ALPPS in Setting Minimally Invasive Surgery for Hepatocellular Carcinoma
We read with interest the letter-preliminary report/technique entitled “Safety of ALPPS Procedure by the Anterior Approach for Hepatocellular Carcinoma” written by Chan et al.1 The authors described their experience of 17 cases of Associating Liver Partition and Portal vein ligation for Staged hepatectomy (ALPPS) with hepatitis B-related hepatocellular carcinoma. The authors described successfully the ALPPS procedure using the “anterior approach,”—technique which was previously described by the same group.2 We agree with authors that routinely using the anterior approach for large tumors reduces the risk of iatrogenic tumor rupture during mobilization of the right tumoral liver. According to their first report of ALPPS procedure by the anterior approach,2 we proposed the association of anterior approach and liver hanging maneuver (LHM).3 In our practice, we advocated performing ALPPS using the anterior approach and LHM even in cases of hepatocellular carcinoma with major vascular invasion.4,5
In our experience of ALPPS for hepatocellular carcinoma, we observed a volume increment of future liver remnant (FLR) from 33% to 43% within 1 week; moreover, FLR volume increase continued after second ALPPS step up to 54%.6 Our results can be compared with those of Chan et al's experience1; however, in our cases, we had different etiology, and cirrhosis was hepatitis C virus (HCV), hepatitis B virus (HBV), and alcohol-related.

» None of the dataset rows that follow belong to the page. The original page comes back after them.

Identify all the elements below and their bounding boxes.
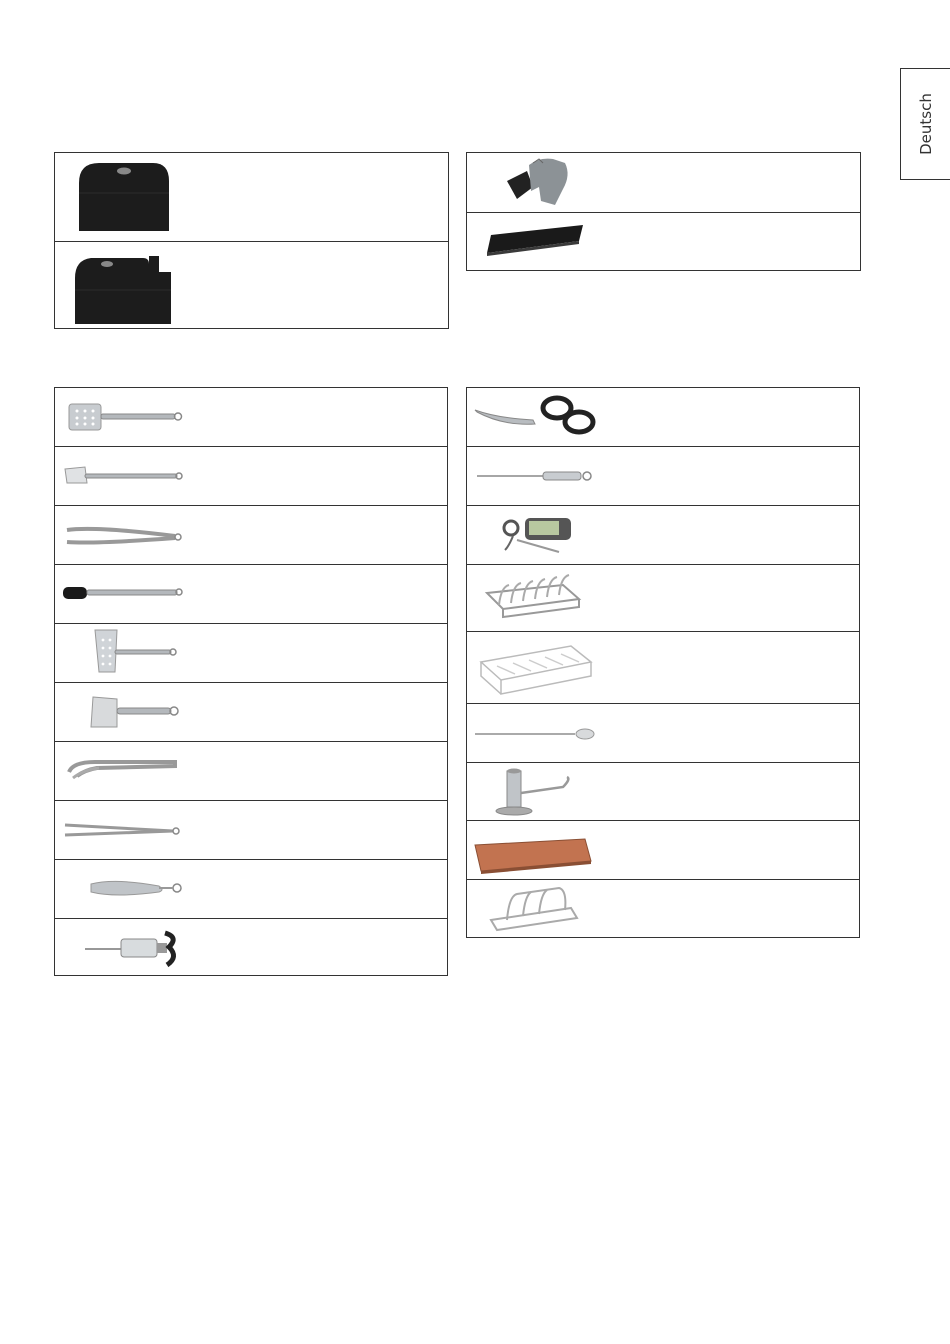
grill-pincers-icon: [55, 742, 447, 800]
language-tab[interactable]: [900, 68, 950, 180]
marinade-injector-icon: [55, 919, 447, 977]
poultry-shears-icon: [467, 388, 859, 446]
chicken-roaster-icon: [467, 763, 859, 821]
table-row: [467, 632, 859, 704]
perforated-turner-icon: [55, 388, 447, 446]
table-row: [467, 447, 859, 506]
table-row: [467, 506, 859, 565]
glove-plancha-table: [466, 152, 861, 271]
table-row: [55, 153, 448, 242]
table-row: [467, 565, 859, 632]
grill-glove-icon: [467, 153, 860, 212]
table-row: [467, 880, 859, 937]
grill-tongs-icon: [55, 506, 447, 564]
table-row: [467, 763, 859, 821]
sausage-tongs-icon: [55, 860, 447, 918]
table-row: [467, 821, 859, 880]
table-row: [55, 742, 447, 801]
smoking-plank-icon: [467, 821, 859, 879]
grill-cover-icon: [55, 153, 448, 241]
plancha-plate-icon: [467, 213, 860, 270]
roasting-rack-icon: [467, 880, 859, 937]
grill-scraper-icon: [55, 683, 447, 741]
table-row: [55, 242, 448, 328]
grill-tools-table: [54, 387, 448, 976]
digital-thermometer-icon: [467, 506, 859, 564]
table-row: [55, 447, 447, 506]
table-row: [55, 919, 447, 977]
meat-thermometer-icon: [467, 447, 859, 505]
table-row: [467, 704, 859, 763]
table-row: [55, 624, 447, 683]
skewer-icon: [467, 704, 859, 762]
grill-accessories-table: [466, 387, 860, 938]
table-row: [55, 506, 447, 565]
rib-rack-icon: [467, 565, 859, 631]
fish-turner-icon: [55, 624, 447, 682]
table-row: [467, 153, 860, 213]
smoker-cover-icon: [55, 242, 448, 328]
basting-brush-icon: [55, 565, 447, 623]
grill-cover-table: [54, 152, 449, 329]
table-row: [467, 388, 859, 447]
table-row: [55, 801, 447, 860]
table-row: [467, 213, 860, 270]
table-row: [55, 683, 447, 742]
table-row: [55, 565, 447, 624]
table-row: [55, 388, 447, 447]
grill-basket-icon: [467, 632, 859, 703]
grill-tweezers-icon: [55, 801, 447, 859]
language-tab-label: Deutsch: [916, 93, 935, 155]
grill-spatula-icon: [55, 447, 447, 505]
table-row: [55, 860, 447, 919]
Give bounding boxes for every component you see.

The authors describe an 11.8% overall morbidity (Clavien-Dindo grade III or above) and a mortality rate of 5.9% (n = 1, multiorgan failure); those results are lower than those described in the world series (28% of patients experienced severe with a perioperative 90-day mortality of 9%).
In contrast to the authors’ habit of not placing drain, plastic bag, or antiadhesive sheets, we also do not employ the plastic bag and the antiadhesive sheet. However, as previously described, it is our custom to use 2 abdominal drains between the cut surfaces of the split liver.

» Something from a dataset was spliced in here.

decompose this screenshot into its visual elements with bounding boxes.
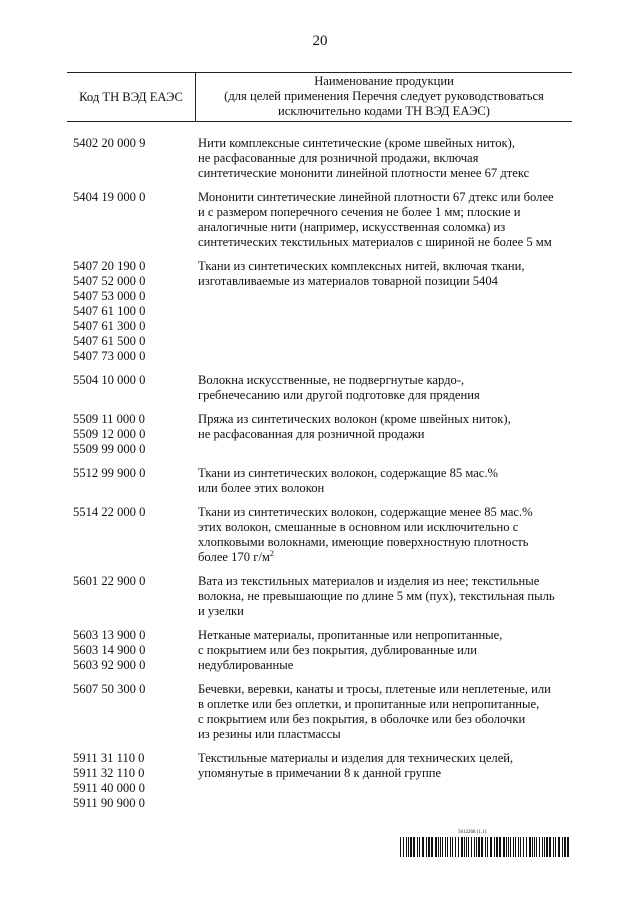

Nonetheless, minimal indications are continuously pushing against limits.7 Indeed, robotic major liver resection seems to display similar safety and feasibility characteristics for hepatectomies as a laparoscopic approach.8 Robotic technology can assist the hepatobiliary surgeon to perform resection of all liver segments and to perform complex hilar dissection, and also liver resections requiring biliary-enteric reconstruction.9 To sum up our comments to authors, did they believe that a minimal approach for ALPPS in the setting of cirrhotic patients could be safe? We suggested a robotic first step and a laparoscopic second step to allow for cost containment.10
In summary, it is our opinion that the ALPPS procedure may have an increasing role in the treatment of hepatocellular carcinoma, and that furthermore the use of a minimal approach may improve outcome reducing the morbidity.